Personal information
- Full name: Virgilio Anastacio Teixeira
- Date of birth: 11 August 1973 (age 51)
- Place of birth: The Hague, Netherlands
- Height: 1.85 m (6 ft 1 in)
- Position(s): Centre-back

Team information
- Current team: Dordrecht (assistant)

Youth career
- GDS

Senior career*
- Years: Team / Apps / (Gls)
- 1992–1998: ADO Den Haag / 115 / (1)
- 1998–2007: RKC Waalwijk / 163 / (4)
- 2007–2008: ADO Den Haag / 32 / (3)
- 2009–2010: SVV Scheveningen

Managerial career
- 2014–2015: Brabant United (U15)
- 2015–2016: NEC (U17)
- 2016–2017: NEC (U19)
- 2017–2018: Netherlands U18 (assistant)
- 2017–2021: Jong ADO Den Haag
- 2018: Netherlands U20 (interim)
- 2019: ADO Den Haag (interim assistant)
- 2021–: Dordrecht (assistant)

= Virgilio Teixeira =

Dutch footballer

Virgilio Anastacio Teixeira (born 11 August 1973) is a retired Dutch footballer and current assistant coach of FC Dordrecht.

==Career==
Teixeira is a defender who was born in The Hague and made his debut in professional football, being part of the ADO Den Haag squad in the 1992–93 season.

In December 2008 he was one of four players released by ADO Den Haag, alongside Tim De Meersman, Robin Faber and Samir El Moussaoui.

==Post-retirement and coaching career==
After retiring, Teixeira worked as an account manager from September 2010 to July 2012 at Stadio in the Foot & Teamwear department. In April 2014, he coached regional youth academy Brabant United's U15s. In June 2015, he was appointed head coach of NEC Nijmegen's U17s and in the following season, the U19s.

In the summer 2017, he took charge of the Jong-team of ADO Den Haag. He was also appointed assistant manager to Bert Konterman at Netherlands U20 national team. In September 2018, Teixeira temporarily took charge of Netherlands U20s in a game against England U20, due to the death of Bert Konterman's father. Teixeira won the game 3-1.
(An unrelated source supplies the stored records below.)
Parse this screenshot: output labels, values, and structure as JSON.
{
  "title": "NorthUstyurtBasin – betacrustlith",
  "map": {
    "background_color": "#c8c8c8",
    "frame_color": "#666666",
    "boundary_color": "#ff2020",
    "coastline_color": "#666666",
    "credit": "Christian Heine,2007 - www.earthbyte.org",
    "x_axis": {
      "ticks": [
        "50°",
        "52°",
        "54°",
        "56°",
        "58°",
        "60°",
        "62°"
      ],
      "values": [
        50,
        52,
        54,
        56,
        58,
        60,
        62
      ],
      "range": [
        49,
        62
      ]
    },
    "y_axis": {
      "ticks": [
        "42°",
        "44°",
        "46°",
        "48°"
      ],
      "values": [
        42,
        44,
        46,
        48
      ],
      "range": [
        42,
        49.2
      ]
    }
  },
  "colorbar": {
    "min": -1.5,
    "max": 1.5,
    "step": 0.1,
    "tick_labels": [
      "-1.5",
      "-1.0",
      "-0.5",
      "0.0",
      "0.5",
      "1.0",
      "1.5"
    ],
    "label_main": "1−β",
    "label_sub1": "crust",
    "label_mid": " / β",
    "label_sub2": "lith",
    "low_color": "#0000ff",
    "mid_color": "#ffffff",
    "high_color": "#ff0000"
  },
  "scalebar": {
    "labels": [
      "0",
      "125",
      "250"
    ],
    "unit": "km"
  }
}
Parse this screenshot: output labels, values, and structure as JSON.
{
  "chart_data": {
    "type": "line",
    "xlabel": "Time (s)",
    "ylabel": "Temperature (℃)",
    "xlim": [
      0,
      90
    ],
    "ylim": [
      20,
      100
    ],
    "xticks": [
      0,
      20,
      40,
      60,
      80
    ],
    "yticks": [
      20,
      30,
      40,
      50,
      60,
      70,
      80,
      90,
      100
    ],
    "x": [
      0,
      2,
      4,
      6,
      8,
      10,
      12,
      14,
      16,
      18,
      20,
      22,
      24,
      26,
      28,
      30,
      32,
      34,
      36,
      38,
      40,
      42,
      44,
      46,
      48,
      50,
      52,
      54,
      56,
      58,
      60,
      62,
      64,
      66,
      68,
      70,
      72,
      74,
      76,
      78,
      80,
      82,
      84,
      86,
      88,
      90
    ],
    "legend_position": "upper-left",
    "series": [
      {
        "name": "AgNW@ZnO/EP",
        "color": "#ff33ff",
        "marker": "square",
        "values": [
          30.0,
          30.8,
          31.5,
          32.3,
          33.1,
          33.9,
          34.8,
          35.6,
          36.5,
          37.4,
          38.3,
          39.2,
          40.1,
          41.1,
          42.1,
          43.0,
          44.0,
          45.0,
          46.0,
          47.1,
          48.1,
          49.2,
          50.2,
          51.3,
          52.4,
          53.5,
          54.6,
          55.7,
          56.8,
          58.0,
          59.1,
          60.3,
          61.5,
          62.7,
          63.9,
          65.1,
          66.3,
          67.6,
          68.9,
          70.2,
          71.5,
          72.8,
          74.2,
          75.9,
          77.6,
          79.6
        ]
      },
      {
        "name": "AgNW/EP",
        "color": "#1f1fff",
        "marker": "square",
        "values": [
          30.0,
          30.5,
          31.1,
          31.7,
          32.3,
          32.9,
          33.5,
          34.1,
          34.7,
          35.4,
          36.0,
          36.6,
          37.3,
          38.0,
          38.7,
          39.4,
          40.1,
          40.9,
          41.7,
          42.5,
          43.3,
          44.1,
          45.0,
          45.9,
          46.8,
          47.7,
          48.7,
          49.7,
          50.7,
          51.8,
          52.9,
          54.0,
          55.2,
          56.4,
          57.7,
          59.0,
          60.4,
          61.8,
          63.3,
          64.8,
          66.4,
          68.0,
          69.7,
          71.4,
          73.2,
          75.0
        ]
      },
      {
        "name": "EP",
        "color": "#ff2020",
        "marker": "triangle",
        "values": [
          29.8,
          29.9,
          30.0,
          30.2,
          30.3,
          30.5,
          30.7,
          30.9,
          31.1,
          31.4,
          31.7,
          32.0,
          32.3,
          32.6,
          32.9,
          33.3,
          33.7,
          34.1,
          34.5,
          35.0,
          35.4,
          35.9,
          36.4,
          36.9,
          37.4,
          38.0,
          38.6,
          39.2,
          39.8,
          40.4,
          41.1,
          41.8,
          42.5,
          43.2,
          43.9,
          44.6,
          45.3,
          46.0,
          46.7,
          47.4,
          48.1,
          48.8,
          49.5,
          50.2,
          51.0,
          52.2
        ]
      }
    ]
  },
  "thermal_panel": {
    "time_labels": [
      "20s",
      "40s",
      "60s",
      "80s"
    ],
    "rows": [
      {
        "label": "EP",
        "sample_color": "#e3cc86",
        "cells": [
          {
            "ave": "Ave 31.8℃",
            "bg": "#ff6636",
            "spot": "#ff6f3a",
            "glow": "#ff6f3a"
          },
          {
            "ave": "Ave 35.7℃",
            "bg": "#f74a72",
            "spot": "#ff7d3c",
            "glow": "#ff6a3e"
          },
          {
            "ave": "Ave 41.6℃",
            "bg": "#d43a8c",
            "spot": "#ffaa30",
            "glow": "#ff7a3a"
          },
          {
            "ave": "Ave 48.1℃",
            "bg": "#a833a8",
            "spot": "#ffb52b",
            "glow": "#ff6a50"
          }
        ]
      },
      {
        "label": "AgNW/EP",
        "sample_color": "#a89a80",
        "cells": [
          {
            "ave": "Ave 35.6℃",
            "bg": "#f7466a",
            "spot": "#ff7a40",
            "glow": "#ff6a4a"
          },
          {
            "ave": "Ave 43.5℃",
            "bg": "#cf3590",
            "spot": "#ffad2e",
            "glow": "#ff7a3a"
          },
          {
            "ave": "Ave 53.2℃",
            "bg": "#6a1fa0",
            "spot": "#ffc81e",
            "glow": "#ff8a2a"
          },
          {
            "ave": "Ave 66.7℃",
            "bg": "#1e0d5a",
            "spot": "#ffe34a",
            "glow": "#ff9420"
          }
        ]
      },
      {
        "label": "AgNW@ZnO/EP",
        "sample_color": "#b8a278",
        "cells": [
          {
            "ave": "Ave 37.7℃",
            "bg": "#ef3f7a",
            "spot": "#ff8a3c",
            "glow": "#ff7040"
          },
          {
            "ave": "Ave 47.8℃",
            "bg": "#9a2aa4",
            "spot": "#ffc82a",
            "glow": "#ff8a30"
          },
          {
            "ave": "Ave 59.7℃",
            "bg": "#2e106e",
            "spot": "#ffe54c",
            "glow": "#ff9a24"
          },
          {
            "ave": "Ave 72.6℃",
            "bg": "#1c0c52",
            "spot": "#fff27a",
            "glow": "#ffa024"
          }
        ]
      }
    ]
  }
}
In December 2019, still in charge of Jong ADO Den Haag, Teixeira was promoted to assistant manager of the first team on an interim basis, after Edwin de Graaf was fired one week after head coach Alfons Groenendijk had resigned. It lasted until 24 December 2019, when Alan Pardew was appointed new head coach and brought his own staff with him.

On 24 June 2021 it was confirmed, that Teixeira would leave ADO to join FC Dordrecht as an assistant coach to manager Michele Santoni.